CC: O movimento 15M se desenvolveu. Primeiro, organizaram o acampamento. Depois, as assembleias. Agora a sociedade lhes exige propostas, enquanto alguns defendem que eles não deveriam fazê-las. Como o senhor vê essa mudança?

Coll: Eu acredito que a força desse movimento está na sua posição crítica. Quando passam a fazer propostas, nasce uma tensão que faz com que eles percam a legitimidade. Por um lado, as propostas têm um senso comum, são claras. Mas outras, tecnicamente, são mais questionáveis. Por exemplo, pedem "referendos obrigatórios para tudo o que a União Européia decida". Francamente, acredito que esse não seja o caminho. Trata-se de um conceito muito volátil: quem decide o que é importante ou não? O movimento erra quando se coloca como um partido político. Creio que a força do movimento é canalizar e expressar um mal estar social; é um erro fazer propostas. Primeiro porque não sabem como fazê-las. São temas complexos e que, ao propor soluções, corre-se o risco de transformar-se em um movimento populista. Isso deslegitimaria todo o sistema democrático porque critica a classe política e ao mesmo tempo faz parte dela. E a Espanha demorou muito para conseguir um sistema democrático…

CC: O senhor vê com naturalidade o fato de a sociedade exigir propostas do movimento?

Coll: Sim, é normal perguntar "e como saímos daqui?". O movimento está para deliberar, para discutir.

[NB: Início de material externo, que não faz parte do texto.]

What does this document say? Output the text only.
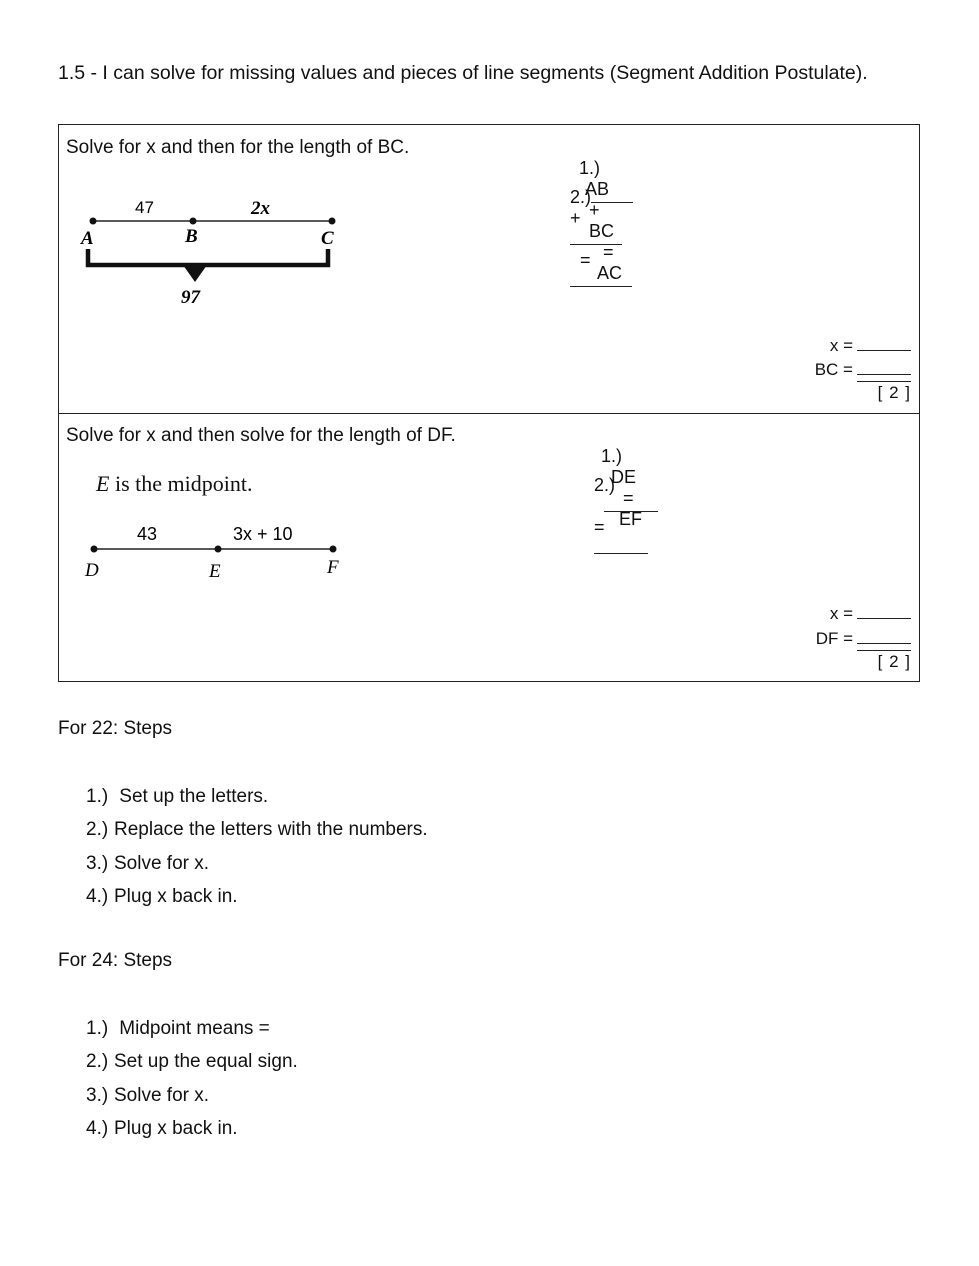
1.5 - I can solve for missing values and pieces of line segments (Segment Addition Postulate).
Solve for x and then for the length of BC.

1.)
AB
+
BC
=
AC

2.)
+

=

47	2x
A	B	C
97
x =
BC =
[ 2 ]
Solve for x and then solve for the length of DF.

1.)
DE
=
EF

2.)

=

E is the midpoint.
43	3x + 10
D	E	F
x =
DF =
[ 2 ]
For 22: Steps
1.) Set up the letters.
2.) Replace the letters with the numbers.
3.) Solve for x.
4.) Plug x back in.
For 24: Steps
1.) Midpoint means =
2.) Set up the equal sign.
3.) Solve for x.
4.) Plug x back in.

Mas não para fazer propostas nem tomar decisões. Já dizia Aristóteles, que as assembléias são boas para deliberar, mas péssimas para decidir. É um erro pedir propostas ao movimento.

CC: O senhor considera esse movimento um "termômetro social"? Como podemos medir o 15M?

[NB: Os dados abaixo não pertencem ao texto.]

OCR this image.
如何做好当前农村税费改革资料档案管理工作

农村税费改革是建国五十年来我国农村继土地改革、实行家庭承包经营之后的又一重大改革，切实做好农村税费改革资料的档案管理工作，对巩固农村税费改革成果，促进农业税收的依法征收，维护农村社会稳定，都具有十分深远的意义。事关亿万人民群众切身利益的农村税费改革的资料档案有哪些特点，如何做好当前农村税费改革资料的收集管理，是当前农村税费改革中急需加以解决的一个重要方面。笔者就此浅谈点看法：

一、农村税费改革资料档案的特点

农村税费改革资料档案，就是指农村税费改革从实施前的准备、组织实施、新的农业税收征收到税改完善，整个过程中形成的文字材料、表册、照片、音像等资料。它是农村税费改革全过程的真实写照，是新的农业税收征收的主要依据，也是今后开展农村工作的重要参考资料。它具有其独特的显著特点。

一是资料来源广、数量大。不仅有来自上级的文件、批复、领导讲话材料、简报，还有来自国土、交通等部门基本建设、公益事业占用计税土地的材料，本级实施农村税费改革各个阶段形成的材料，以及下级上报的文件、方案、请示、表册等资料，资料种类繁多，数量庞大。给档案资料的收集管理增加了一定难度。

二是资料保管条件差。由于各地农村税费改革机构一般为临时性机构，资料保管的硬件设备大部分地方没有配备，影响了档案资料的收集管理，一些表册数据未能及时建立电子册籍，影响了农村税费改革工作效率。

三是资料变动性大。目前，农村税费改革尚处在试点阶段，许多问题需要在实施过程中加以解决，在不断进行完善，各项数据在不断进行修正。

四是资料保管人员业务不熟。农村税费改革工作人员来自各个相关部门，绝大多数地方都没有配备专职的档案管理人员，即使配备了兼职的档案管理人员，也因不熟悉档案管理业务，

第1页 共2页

Coll: Em números absolutos, o movimento não é grande. Não chega a 100 mil pessoas em toda Espanha. No entanto, a repercussão vai além. E para isso temos que considerar as novas tecnologias. As democracias ocidentais devem acostumar-se com esses movimentos, porque serão contínuos; intermitentes, mas constantes. Agora tivemos a crise. Depois virão outras questões. Tivemos um caso importante durante a guerra do Iraque, em 2003. As pessoas saíram às ruas, organizadas por e-mail e mensagens de celular. As novas tecnologias estão mudando o tipo de relação entre governantes e governados. As instituições não estão preparadas para isso, são do século XIX.

CC: Como o senhor vê a comparação que alguns meios fizeram entre o 15M e as revoltas árabes?

Coll: É uma comparação mais estética, superficial. As revoluções árabes são sérias e profundas, porque questionam o sistema político, ou seja, ditaduras corruptas. Eles querem aumentar o nível de democracia, de liberdades individuais, de uma constituição mais liberal. Os protestos daqui não. Dizem "democracia real já", mas eles vivem num sistema democrático e têm seus direitos assegurados. Enquanto os países árabes estão colocando em jogo o seu futuro.